FDA granted accelerated approval to Genentech's Tecentriq (atezolizumab) for the initial treatment of patients with locally advanced or metastatic urothelial carcinoma who are not eligible for cisplatin chemotherapy.
FDA granted Breakthrough Therapy designation to Novartis's CTL019, an investigational chimeric antigen receptor T cell (CAR-T) therapy, for the treatment of adult patients with relapsed and refractory (r/r) diffuse large B-cell lymphoma who have failed two or more prior therapies.
Health Canada approved via priority review Janssen's Darzalex (daratumumab), in combination with lenalidomide and dexamethasone, or bortezomib and dexamethasone, for the treatment of patients with multiple myeloma who have received at least one prior therapy.
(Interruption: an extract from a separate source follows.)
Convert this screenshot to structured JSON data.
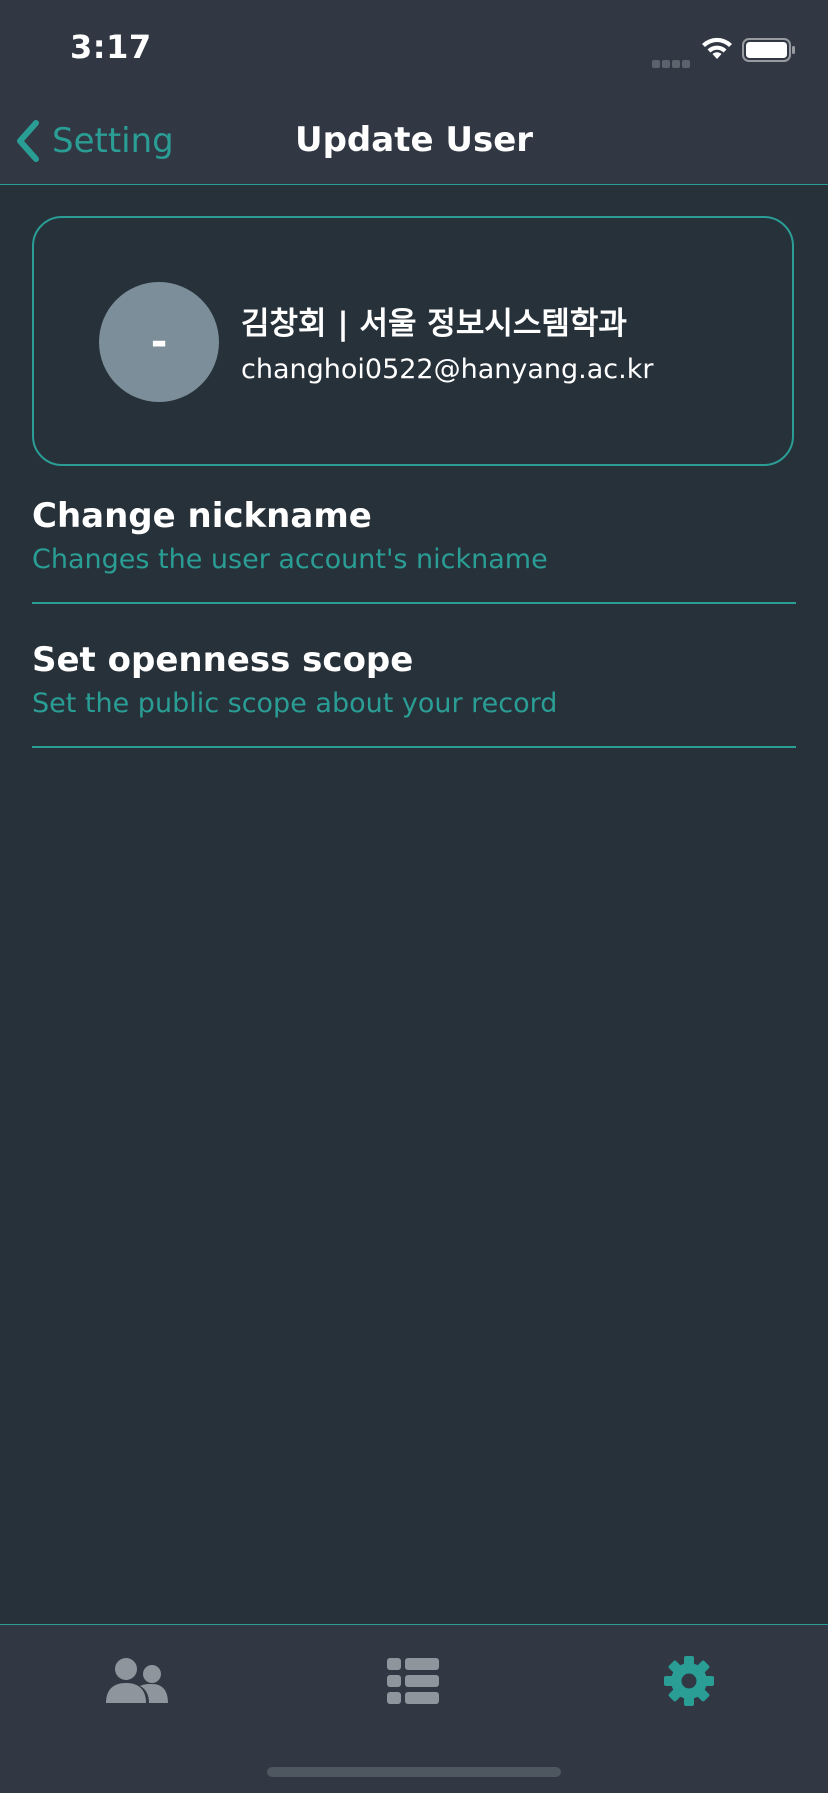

FDA has removed the Risk Evaluation and Mitigation Strategy requirements for erythropoiesis-stimulating agents in patients with anemia due to associated myelo-suppressive chemotherapy.
The Human Vaccines Project, Vanderbilt University Medical Center and Illumina Inc. are collaborating on a project focused on deciphering the human immunome, the genetic underpinnings of the immune system.